When executing Pyspark statement in Zeppelin notebook: sc.sql("create table userdb_emr_search.test_table (id int, attr string)")
Got this exception:
java.lang.RuntimeException: java.lang.ClassNotFoundException: Class org.apache.hadoop.fs.s3a.S3AFileSystem not found
-
EMR Spark cluster configures:
Release label:emr-6.3.0
Hadoop distribution:Amazon 3.2.1
Applications:Spark 3.1.1, JupyterHub 1.2.0, Ganglia 3.7.2, Zeppelin 0.9.0
-
The class org.apache.hadoop.fs.s3a.S3AFileSystem has its ClassPath on spark class path correctly:
'spark.executor.extraClassPath', '....:/usr/lib/hadoop/hadoop-aws.jar:/usr/share/aws/aws-java-sdk/:....
'spark.driver.extraClassPath', '....:/usr/lib/hadoop/hadoop-aws.jar:/usr/share/aws/aws-java-sdk/:....
-
Jar files are in the right places:
Under /usr/lib/hadoop:
-rw-r--r-- 1 root root 501704 Mar 30 2021 hadoop-aws-3.2.1-amzn-3.jar
lrwxrwxrwx 1 root root 27 Sep 8 01:50 hadoop-aws.jar -> hadoop-aws-3.2.1-amzn-3.jar
-rw-r--r-- 1 root root 4175105 Mar 30 2021 hadoop-common-3.2.1-amzn-3.jar
lrwxrwxrwx 1 root root 30 Sep 8 01:50 hadoop-common.jar -> hadoop-common-3.2.1-amzn-3.jar
Under /usr/share/aws/aws-java-sdk/:
-rw-r--r-- 1 root root 216879203 Apr 1 2021 aws-java-sdk-bundle-1.11.977.jar
-
Hadoop storage:
Use Amazon S3 for Hadoop storage instead of HDFS
-
Error log when executing spark sql create table in Zeppelin notebook:
WARN [2022-09-05 03:24:11,785] ({SchedulerFactory3} NotebookServer.java[onStatusChange]:1928) - Job paragraph_1662330571651_66787638 is finished, status: ERROR, exception: null, result: %text Fail to execute line 2: sc.sql("create table userdb_emr_search.test_table (id int, attr string)")

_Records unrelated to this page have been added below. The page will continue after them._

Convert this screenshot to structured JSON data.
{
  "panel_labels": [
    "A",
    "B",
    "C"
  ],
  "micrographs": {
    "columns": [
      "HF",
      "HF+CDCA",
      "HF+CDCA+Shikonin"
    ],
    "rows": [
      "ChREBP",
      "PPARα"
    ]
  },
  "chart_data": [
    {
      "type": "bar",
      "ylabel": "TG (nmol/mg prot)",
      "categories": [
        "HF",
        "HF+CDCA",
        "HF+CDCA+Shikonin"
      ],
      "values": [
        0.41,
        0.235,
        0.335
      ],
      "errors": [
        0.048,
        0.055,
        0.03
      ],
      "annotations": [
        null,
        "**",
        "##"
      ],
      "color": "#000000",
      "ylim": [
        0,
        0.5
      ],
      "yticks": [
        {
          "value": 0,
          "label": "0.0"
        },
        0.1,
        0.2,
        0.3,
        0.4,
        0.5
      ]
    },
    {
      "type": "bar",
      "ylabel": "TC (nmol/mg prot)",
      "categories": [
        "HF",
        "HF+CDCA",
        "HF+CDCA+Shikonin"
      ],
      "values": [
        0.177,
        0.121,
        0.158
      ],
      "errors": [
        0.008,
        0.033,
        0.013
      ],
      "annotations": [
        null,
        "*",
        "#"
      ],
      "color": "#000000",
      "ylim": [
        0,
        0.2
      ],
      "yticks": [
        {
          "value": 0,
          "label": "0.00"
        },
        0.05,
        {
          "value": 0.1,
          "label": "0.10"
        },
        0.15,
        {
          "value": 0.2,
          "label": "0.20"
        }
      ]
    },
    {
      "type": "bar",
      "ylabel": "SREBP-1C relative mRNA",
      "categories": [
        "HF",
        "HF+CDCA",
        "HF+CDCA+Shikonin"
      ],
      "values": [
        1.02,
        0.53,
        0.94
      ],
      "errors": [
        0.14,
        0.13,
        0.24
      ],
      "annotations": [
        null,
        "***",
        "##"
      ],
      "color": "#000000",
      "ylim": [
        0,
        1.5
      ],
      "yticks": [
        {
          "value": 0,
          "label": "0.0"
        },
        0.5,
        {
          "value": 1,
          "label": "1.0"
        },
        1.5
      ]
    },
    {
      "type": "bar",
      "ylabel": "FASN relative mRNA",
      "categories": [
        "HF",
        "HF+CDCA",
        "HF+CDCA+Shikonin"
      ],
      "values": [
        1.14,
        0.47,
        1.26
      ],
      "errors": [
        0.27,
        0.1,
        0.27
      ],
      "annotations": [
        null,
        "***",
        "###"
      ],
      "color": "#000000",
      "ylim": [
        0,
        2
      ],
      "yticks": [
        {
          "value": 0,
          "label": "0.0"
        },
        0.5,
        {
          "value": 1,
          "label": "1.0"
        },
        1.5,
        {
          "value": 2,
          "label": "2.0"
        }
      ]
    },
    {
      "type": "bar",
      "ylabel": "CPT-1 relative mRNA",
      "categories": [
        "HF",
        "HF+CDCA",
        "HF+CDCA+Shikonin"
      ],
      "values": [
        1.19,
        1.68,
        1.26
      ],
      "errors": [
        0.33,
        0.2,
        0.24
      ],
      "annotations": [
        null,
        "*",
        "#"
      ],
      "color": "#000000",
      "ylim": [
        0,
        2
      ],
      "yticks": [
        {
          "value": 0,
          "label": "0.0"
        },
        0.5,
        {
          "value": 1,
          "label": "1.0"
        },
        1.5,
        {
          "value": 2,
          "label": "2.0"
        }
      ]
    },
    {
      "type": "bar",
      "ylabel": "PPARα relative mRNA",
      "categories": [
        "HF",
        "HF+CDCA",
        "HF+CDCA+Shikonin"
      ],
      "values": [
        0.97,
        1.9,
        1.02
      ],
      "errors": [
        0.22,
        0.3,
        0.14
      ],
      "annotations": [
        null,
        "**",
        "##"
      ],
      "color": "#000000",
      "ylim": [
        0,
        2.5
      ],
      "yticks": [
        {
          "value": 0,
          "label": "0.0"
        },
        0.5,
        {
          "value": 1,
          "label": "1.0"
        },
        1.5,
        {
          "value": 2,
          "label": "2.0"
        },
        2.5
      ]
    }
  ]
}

Traceback (most recent call last):
File "/tmp/1662348163304-0/zeppelin_python.py", line 158, in <module>
exec(code, _zcUserQueryNameSpace)
File "<stdin>", line 2, in <module>
File "/usr/lib/spark/python/pyspark/sql/session.py", line 723, in sql
return DataFrame(self._jsparkSession.sql(sqlQuery), self._wrapped)
File "/usr/lib/spark/python/lib/py4j-0.10.9-src.zip/py4j/java_gateway.py", line 1305, in call
answer, self.gateway_client, self.target_id, self.name)
File "/usr/lib/spark/python/pyspark/sql/utils.py", line 117, in deco
raise converted from None
pyspark.sql.utils.AnalysisException: org.apache.hadoop.hive.ql.metadata.HiveException: MetaException(message:java.lang.RuntimeException: java.lang.ClassNotFoundException: Class org.apache.hadoop.fs.s3a.S3AFileSystem not found)
INFO [2022-09-05 03:24:11,785] ({SchedulerFactory3} VFSNotebookRepo.java[save]:144) - Saving note 2HDK22P2Z to Untitled Note 1_2HDK22P2Z.zpln
Please help investigate why spark sql cannot see the class org.apache.hadoop.fs.s3a.S3AFileSystem even its jar files are in right place and have correct ClassPath.
Thanks for your response. The ClassNotFoundException only occurs when using spark.sql to create a hive table. We can insert data into an existing hive table without issues. Also tried s3:// and got the same error.